E sicuramente eccentrico è anche il titolo dato alla prima sezione, Il Centro in una stanza, che richiamando la famosa canzone di Gino Paoli raccoglie opere arrivate al Pecci in momenti diversi e fa da introduzione al resto del percorso espositivo. Tra le opere presenti, anche Here and there di Anish Kapoor, che ha esposto al Pecci nel 1988, per poi venire selezionato a rappresentare il Regno Unito alla Biennale di Venezia e vincere il Turner Prize. La sua presenza indica anche la capacità del Centro di intercettare giovani artisti, in seguito affermatisi.
Nel progetto espositivo a cura dello studio Formafantasma, portato avanti secondo canoni di sostenibilità e accessibilità, il tessuto riveste grande importanza. E questo, in una città tra i distretti tessili più grandi d’Europa, se non il più grande, è tuttora origine e motore di molte cose. Iniziative che ridanno vita a luoghi altrimenti morti e rileggono il territorio, sono portate avanti con visioni moderne, approccio interdisciplinare e attenzione alla sostenibilità. Concetti in piena armonia con quella città dinamica e multietnica, verde e carbon neutral, che vuole essere Prato.

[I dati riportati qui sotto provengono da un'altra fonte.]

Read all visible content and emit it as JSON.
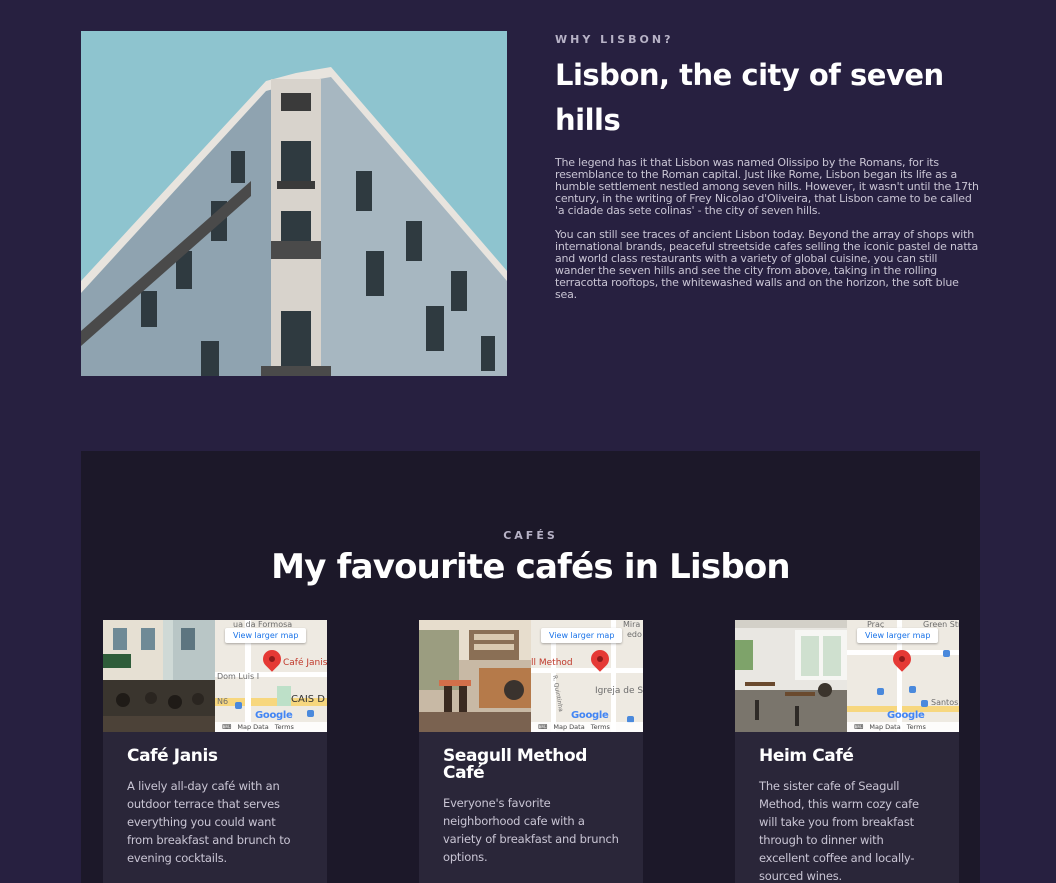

Ne è prova Lottozero, un’idea nata dalle sorelle Tessa e Arianna Moroder, che trasformando un vecchio magazzino di famiglia abbandonato in un hub creativo, hanno contribuito alla riqualifica di quella zona nota della città come Macrolotto Zero. Il progetto ha apportato, e porta tuttora, idee fresche di giovani creativi da tutta Europa, che interagiscono con il patrimonio manifatturiero e culturale di Prato.
Il tessuto e il design tessile sono il fulcro attorno a cui gira l’attività di Lottozero, che diventa anche arte. Infatti uno degli spazi di Lottozero è la Kunsthalle: dove vengono esposti i risultati delle ricerche e delle sperimentazioni sviluppate dagli artisti e designer che lavorano a Lottozero, anche con possibilità di residenza, che si trovano immersi in un ambiente stimolante e pregno di cultura tessile. Cui dà il suo contributo anche una biblioteca interna specializzata in tessile e moda, che tra poco sarà anche inserita nel sistema bibliotecario pratese. Completa Lottozero una zona creativa nel vero senso della parola: un laboratorio tessile dotato di macchine da cucire, telai, strumenti per la tintura e la serigrafia, per sperimentare, realizzare prototipi e opere in serie limitate.
Si respira arte, tanta, anche sotto i quattrocento metri quadrati di Lanarchico: melting pot di persone, idee e colori, fotografie rivisitate in chiave ironica e libertà artistica, nato dall’idea di Marco Biscardi, che – in collaborazione con la famiglia di imprenditori tessili Marsili – ha ridato vita a un capannone della ex Società Anonima Lanificio Calamai, progettato a suo tempo da Pierluigi Nervi.
Lanarchico nasce come atelier d’artista dello stesso Biscardi ma diventa, di recente, sede dell’omonima associazione culturale che si pone, nella zona Macrolotto Zero, come luogo di sperimentazione di diversi linguaggi espressivi, in cui si fanno mostre, formazione e innovazione. Un luogo in cui l’arte e la cultura diventano, insomma, veicoli sociali.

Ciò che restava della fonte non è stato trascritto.